Le destin est une crise de colite néphrétique
Des douleurs magnifiques
Pour un Bien que l’on ignore
Pour survivre aux démons
Souffler sur les braises et devenir cendre
L’homme à nu se désintègre
En célestes répugnances
Alors que les flammes projettent leurs desseins
S’essaime le doute par le sang
Les rivières ne coulent plus bleu
L’encre tâche les doigts du poète
Qui attend après la douleur
Des chimères frottent leurs ornements
Sur la peau outragée
Et brûlent
Tous les violons du ciel crachent
Leurs à jamais, il n’y pas de préciosité
Dans l’humeur maladive des suspicions
Les rivières sont de peines
Et nul rocher ne les pénètrera plus
Au terminus des ténèbres inévitables
Les hourrahs des vaincus
Tous les sax soufflent leur enchantement
Métaphysique
Mais qu’y a-t-il aux confins de la galaxie ?

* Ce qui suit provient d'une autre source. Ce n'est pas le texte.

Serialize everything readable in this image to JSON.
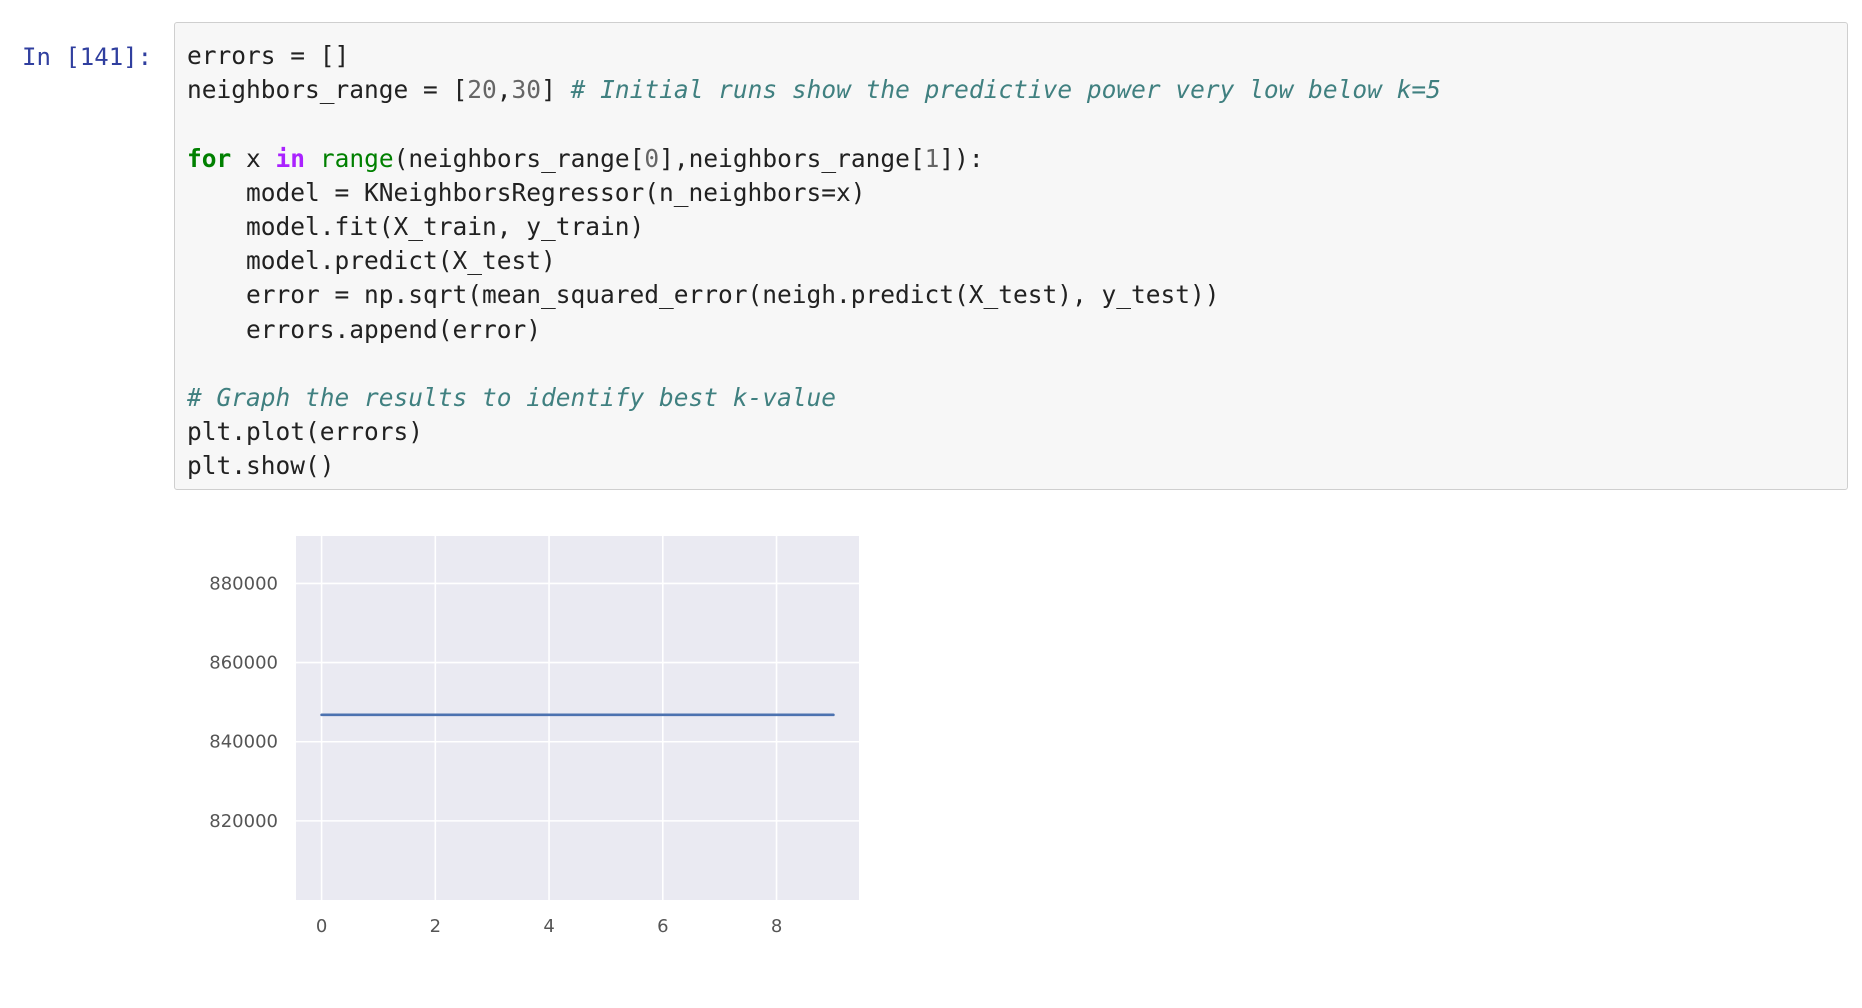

Des nouveaux-nés, des mort-nés
Tout s’effrite dans une chute mémorielle
Les sensations sont justes
Trop justes
Le poète suit l’instinct du doigt
Et touche l’essence du mal et du bon
Il sombre en parcelles de chair
En une noyade de poupée dans l’eau
Les souvenirs sont les regrets
L’avenir se trace dans les regrets
Il n’y a pas de soleil dans le ciel
Les noirs sont ambiants par-delà les savoirs
Les choix sont dilemmes magnifiés
Par la gloire de la solitude
Les instants propices se désagrègent
Au gré des temps surannés
Sans doute les danses des corps tremblants
Dans les lueurs ocres du feu
Sont les solutions aux pensées pour les nouvelles voitures de surface devant le train de banlieue à côté de chez Apple Watch Série 4.